Half the fleet sailed at dawn; half stayed. Of those who sailed, some turned back. Odysseus himself, Nestor remembers, put about and returned to Agamemnon — loyalty, or caution, that cost him the safe swift passage Nestor caught. Homecomings, the old man says, are decided by the gods at the moment of departure.
The king comes home
(Told by Nestor)
The greatest king of the Greeks came home to a feast. Aegisthus — who had spent the war years seducing Queen Clytemnestra in an empty land — posted a watchman a year in advance, met Agamemnon with honours, and led him to the banquet.
He killed him at the table, Homer says elsewhere, as a man kills an ox at the manger. Not in battle, after ten years of battles; in his own hall, at his own homecoming dinner. Every returning captain in the Odyssey sails in the shadow of this story — it is why Athena tells even Odysseus: do not bring your ship home openly.
The lord of men
(Told by Nestor)
Agamemnon, lord of men, commander of a thousand ships, dead on his own floor among his slaughtered companions — the anti-homecoming, the nostos inverted.

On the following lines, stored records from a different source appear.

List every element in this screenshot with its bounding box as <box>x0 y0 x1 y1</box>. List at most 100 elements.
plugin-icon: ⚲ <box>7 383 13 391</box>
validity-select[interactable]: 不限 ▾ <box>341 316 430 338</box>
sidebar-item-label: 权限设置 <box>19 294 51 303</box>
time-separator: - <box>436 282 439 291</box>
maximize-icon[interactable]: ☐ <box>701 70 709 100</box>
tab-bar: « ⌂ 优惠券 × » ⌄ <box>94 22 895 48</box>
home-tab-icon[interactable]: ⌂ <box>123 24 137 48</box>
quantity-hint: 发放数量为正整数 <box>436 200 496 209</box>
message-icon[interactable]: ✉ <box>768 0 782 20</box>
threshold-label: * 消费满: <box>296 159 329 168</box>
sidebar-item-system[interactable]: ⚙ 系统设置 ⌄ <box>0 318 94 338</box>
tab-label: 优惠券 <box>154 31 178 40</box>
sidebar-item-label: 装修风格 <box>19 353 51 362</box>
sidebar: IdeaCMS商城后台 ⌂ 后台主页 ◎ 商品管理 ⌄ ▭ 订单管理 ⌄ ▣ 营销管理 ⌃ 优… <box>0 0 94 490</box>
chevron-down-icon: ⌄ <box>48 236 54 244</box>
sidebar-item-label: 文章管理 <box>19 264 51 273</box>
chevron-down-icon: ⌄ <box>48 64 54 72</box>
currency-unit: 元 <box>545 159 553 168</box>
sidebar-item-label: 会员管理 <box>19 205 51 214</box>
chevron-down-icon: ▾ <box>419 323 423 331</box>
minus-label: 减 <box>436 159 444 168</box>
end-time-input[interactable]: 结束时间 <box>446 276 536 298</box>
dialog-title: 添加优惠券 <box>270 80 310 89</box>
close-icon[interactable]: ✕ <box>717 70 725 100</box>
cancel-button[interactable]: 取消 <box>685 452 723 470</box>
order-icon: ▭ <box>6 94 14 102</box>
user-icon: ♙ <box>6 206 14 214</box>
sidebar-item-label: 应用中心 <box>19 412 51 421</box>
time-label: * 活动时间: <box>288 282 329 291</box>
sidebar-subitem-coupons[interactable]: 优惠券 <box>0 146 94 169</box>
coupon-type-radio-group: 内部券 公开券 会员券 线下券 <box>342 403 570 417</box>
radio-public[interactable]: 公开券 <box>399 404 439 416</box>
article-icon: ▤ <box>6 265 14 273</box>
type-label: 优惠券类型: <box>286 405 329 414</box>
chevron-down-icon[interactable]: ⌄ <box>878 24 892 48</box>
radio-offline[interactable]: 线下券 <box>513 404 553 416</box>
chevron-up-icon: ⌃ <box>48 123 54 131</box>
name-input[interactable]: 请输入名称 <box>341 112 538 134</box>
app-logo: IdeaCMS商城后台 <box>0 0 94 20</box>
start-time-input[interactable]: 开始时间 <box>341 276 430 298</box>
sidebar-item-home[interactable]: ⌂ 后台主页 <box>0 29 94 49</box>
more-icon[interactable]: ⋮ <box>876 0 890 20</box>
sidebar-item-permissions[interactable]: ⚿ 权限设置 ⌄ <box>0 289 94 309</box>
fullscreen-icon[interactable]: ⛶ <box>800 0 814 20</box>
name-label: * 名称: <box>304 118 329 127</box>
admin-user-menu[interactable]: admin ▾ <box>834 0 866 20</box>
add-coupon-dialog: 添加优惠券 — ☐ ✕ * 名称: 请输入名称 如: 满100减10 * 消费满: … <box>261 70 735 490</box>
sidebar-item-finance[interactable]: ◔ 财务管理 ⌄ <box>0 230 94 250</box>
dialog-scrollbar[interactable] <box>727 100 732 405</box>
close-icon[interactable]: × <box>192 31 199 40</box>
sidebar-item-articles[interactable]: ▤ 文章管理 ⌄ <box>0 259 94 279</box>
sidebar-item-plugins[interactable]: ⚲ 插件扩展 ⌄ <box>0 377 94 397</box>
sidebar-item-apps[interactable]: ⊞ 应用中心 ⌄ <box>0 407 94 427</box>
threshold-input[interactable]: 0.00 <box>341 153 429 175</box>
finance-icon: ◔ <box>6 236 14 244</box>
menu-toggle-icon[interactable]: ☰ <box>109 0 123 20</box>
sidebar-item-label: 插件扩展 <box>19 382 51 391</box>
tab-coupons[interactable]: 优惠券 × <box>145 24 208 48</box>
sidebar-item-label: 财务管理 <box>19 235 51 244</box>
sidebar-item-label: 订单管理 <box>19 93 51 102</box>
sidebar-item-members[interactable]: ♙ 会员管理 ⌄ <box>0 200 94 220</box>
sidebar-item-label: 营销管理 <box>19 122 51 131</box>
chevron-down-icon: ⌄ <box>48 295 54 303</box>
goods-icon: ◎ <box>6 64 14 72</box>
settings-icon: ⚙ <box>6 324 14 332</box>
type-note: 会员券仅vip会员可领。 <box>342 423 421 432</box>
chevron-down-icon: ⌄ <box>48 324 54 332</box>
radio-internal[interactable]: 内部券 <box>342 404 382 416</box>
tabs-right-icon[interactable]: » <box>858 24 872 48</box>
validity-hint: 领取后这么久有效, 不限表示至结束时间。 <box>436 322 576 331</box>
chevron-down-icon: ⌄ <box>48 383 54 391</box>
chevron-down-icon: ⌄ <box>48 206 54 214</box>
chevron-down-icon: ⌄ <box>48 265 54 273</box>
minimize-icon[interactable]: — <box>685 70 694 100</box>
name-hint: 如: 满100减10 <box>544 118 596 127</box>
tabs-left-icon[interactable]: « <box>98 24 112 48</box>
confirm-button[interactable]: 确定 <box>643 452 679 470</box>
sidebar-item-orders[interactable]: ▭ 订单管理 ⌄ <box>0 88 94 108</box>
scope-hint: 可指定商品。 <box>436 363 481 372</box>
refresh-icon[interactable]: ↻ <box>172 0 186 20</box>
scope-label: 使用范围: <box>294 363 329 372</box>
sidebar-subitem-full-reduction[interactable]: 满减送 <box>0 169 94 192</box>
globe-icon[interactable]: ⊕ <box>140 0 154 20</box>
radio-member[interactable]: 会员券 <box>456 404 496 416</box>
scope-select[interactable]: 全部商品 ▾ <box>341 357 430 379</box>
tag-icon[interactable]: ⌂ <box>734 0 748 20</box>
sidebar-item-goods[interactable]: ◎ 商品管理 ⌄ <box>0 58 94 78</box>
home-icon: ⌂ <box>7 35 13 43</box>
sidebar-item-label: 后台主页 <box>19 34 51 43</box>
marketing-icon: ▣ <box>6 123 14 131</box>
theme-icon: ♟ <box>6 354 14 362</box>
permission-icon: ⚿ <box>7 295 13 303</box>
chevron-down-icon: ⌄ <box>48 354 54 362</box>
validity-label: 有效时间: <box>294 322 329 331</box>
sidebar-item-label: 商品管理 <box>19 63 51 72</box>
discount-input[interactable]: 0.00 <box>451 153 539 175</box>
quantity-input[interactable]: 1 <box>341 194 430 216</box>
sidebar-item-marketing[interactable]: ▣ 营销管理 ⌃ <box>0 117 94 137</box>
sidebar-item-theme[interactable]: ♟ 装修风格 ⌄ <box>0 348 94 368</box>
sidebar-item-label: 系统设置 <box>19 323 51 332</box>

In the underworld, his shade tells Odysseus the scene from inside: the dying men around the wine-bowl, the floor smoking with blood, Cassandra's scream, and his wife turning away without closing his eyes. The Odyssey holds this image up beside Penelope deliberately: two queens, two absent kings, two utterly different endings.
Orestes' example
(Told by Nestor)
Seven years Aegisthus ruled golden Mycenae with the queen at his side. In the eighth came Orestes — raised in exile, returned a man — and killed his father's murderer, and buried mother and usurper in one mound.
Nestor does not tell the story idly. All Greece rang with Orestes' fame, he says, looking at his guest: and you, my friend — tall and fine as you are — be brave, so that men yet unborn may speak well of you. It is the Telemachy's whole lesson in one sentence: the son is the keeper of the father's honour.